Finite-Time Stability for Interval Type-2 Fuzzy Nonlinear Systems via an Observer-Based Sliding Mode Control

• Published in: Journal of systems science and complexity Vol. 35; no. 6; pp. 2223 - 2247
• Main Authors: Liu, Yu’an, Xia, Jianwei, Wang, Jing, Shen, Hao
• Format: Journal Article
• Language: English
• Published: Berlin/Heidelberg Springer Berlin Heidelberg 01.12.2022; Springer Nature B.V
• Subjects: Complex Systems; Control; Control theory; Controllers; Convexity; Fuzzy control; Fuzzy sets; Fuzzy systems; Liapunov functions; Mathematics; Mathematics and Statistics; Mathematics of Computing; Nonlinear systems; Nonlinearity; Operations Research/Decision Theory; Optimization; Parameter uncertainty; Sliding mode control; Statistics; Systems Theory; interval type-2 fuzzy model; observer-based sliding mode control; Finite-time boundedness; non-parallel distribution compensation
• ISSN: 1009-6124; 1559-7067
• DOI: 10.1007/s11424-022-1106-8

This work focuses on the design of a sliding mode controller for a class of continuous-time interval type-2 fuzzy-model-based nonlinear systems with unmeasurable state information over a finite-time interval. Aiming at describing the nonlinearities containing parameter uncertainties that inevitably appear in practice, the interval type-2 fuzzy sets are employed to model the studied system.
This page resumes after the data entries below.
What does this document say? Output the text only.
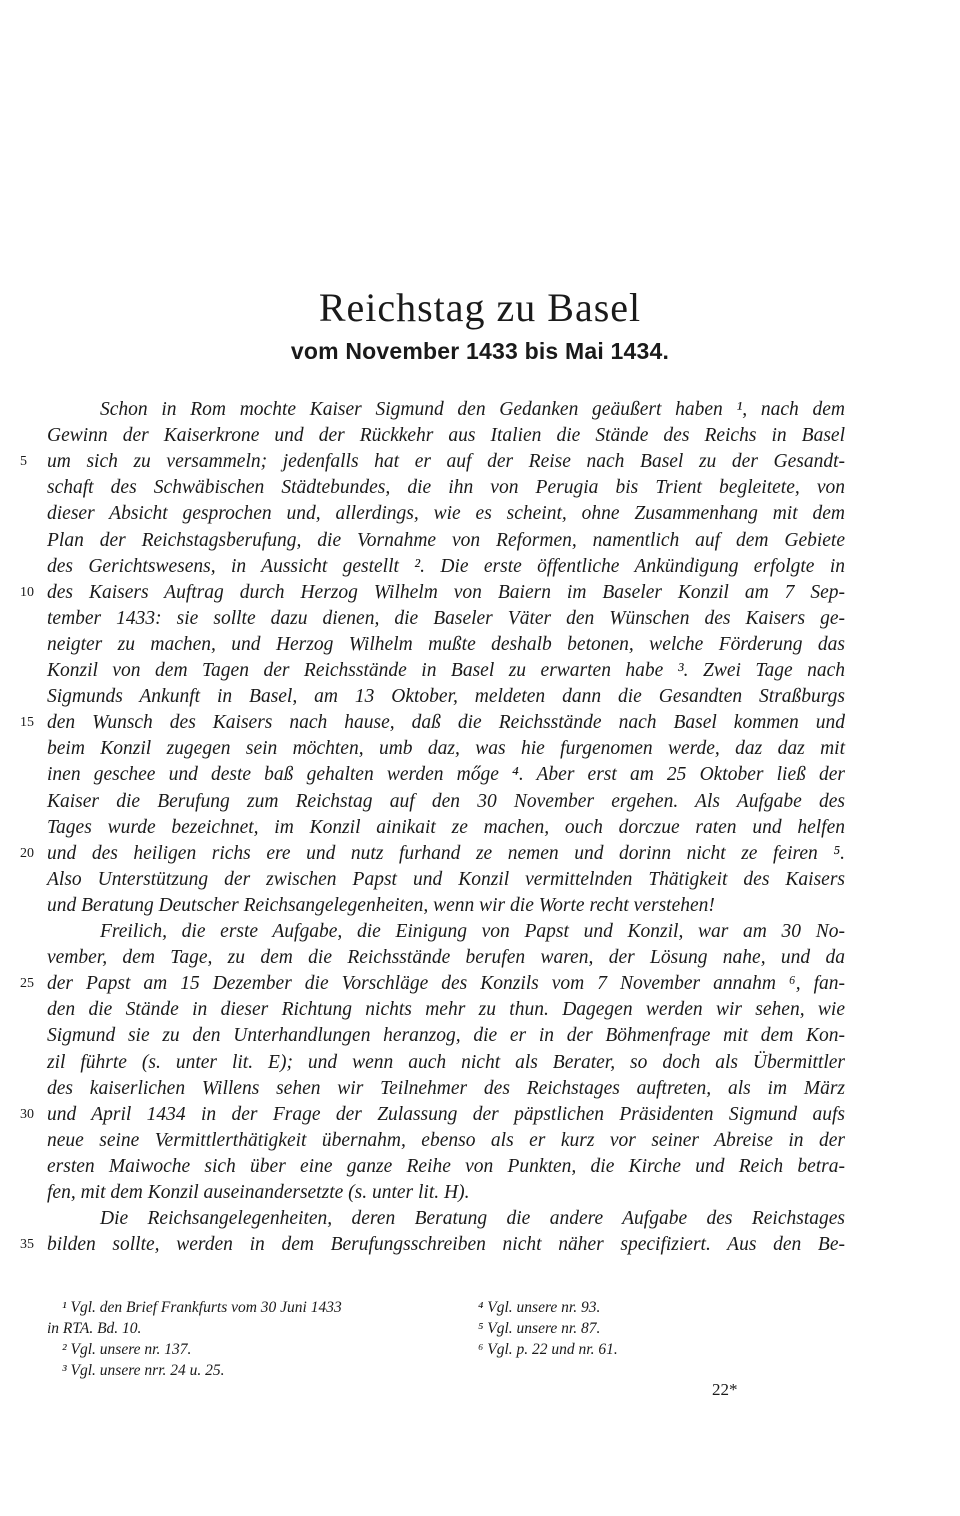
Reichstag zu Basel
vom November 1433 bis Mai 1434.
Schon in Rom mochte Kaiser Sigmund den Gedanken geäußert haben ¹, nach dem
Gewinn der Kaiserkrone und der Rückkehr aus Italien die Stände des Reichs in Basel
5	um sich zu versammeln; jedenfalls hat er auf der Reise nach Basel zu der Gesandt-
schaft des Schwäbischen Städtebundes, die ihn von Perugia bis Trient begleitete, von
dieser Absicht gesprochen und, allerdings, wie es scheint, ohne Zusammenhang mit dem
Plan der Reichstagsberufung, die Vornahme von Reformen, namentlich auf dem Gebiete
des Gerichtswesens, in Aussicht gestellt ². Die erste öffentliche Ankündigung erfolgte in
10 des Kaisers Auftrag durch Herzog Wilhelm von Baiern im Baseler Konzil am 7 Sep-
tember 1433: sie sollte dazu dienen, die Baseler Väter den Wünschen des Kaisers ge-
neigter zu machen, und Herzog Wilhelm mußte deshalb betonen, welche Förderung das
Konzil von dem Tagen der Reichsstände in Basel zu erwarten habe ³. Zwei Tage nach
Sigmunds Ankunft in Basel, am 13 Oktober, meldeten dann die Gesandten Straßburgs
15 den Wunsch des Kaisers nach hause, daß die Reichsstände nach Basel kommen und
beim Konzil zugegen sein möchten, umb daz, was hie furgenomen werde, daz daz mit
inen geschee und deste baß gehalten werden mőge ⁴. Aber erst am 25 Oktober ließ der
Kaiser die Berufung zum Reichstag auf den 30 November ergehen. Als Aufgabe des
Tages wurde bezeichnet, im Konzil ainikait ze machen, ouch dorczue raten und helfen
20 und des heiligen richs ere und nutz furhand ze nemen und dorinn nicht ze feiren ⁵.
Also Unterstützung der zwischen Papst und Konzil vermittelnden Thätigkeit des Kaisers
und Beratung Deutscher Reichsangelegenheiten, wenn wir die Worte recht verstehen!
Freilich, die erste Aufgabe, die Einigung von Papst und Konzil, war am 30 No-
vember, dem Tage, zu dem die Reichsstände berufen waren, der Lösung nahe, und da
25 der Papst am 15 Dezember die Vorschläge des Konzils vom 7 November annahm ⁶, fan-
den die Stände in dieser Richtung nichts mehr zu thun. Dagegen werden wir sehen, wie
Sigmund sie zu den Unterhandlungen heranzog, die er in der Böhmenfrage mit dem Kon-
zil führte (s. unter lit. E); und wenn auch nicht als Berater, so doch als Übermittler
des kaiserlichen Willens sehen wir Teilnehmer des Reichstages auftreten, als im März
30 und April 1434 in der Frage der Zulassung der päpstlichen Präsidenten Sigmund aufs
neue seine Vermittlerthätigkeit übernahm, ebenso als er kurz vor seiner Abreise in der
ersten Maiwoche sich über eine ganze Reihe von Punkten, die Kirche und Reich betra-
fen, mit dem Konzil auseinandersetzte (s. unter lit. H).
Die Reichsangelegenheiten, deren Beratung die andere Aufgabe des Reichstages
35 bilden sollte, werden in dem Berufungsschreiben nicht näher specifiziert. Aus den Be-
¹ Vgl. den Brief Frankfurts vom 30 Juni 1433
in RTA. Bd. 10.
² Vgl. unsere nr. 137.
³ Vgl. unsere nrr. 24 u. 25.
⁴ Vgl. unsere nr. 93.
⁵ Vgl. unsere nr. 87.
⁶ Vgl. p. 22 und nr. 61.
22*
To improve the designing flexibility, a fuzzy observer model non-parallel distribution compensation scheme is designed to estimate the state information of the plant, i.e., the observer is allowed to have a mismatching premise structure from the system. On this basis, the appropriate fuzzy sliding surface and fuzzy controller are constructed by following the same premise variables as the designed fuzzy observer. Then, by means of the sliding mode control theory and the Lyapunov function method, some novel sufficient criteria are established to ensure the finite-time boundedness for the studied systems via a partitioning strategy including the reaching phase, the sliding motion phase and the whole time interval. Furthermore, the designed gains are acquired by solving the matrix convex optimization problem. Finally, the effectiveness of the developed method is demonstrated by two simulation examples.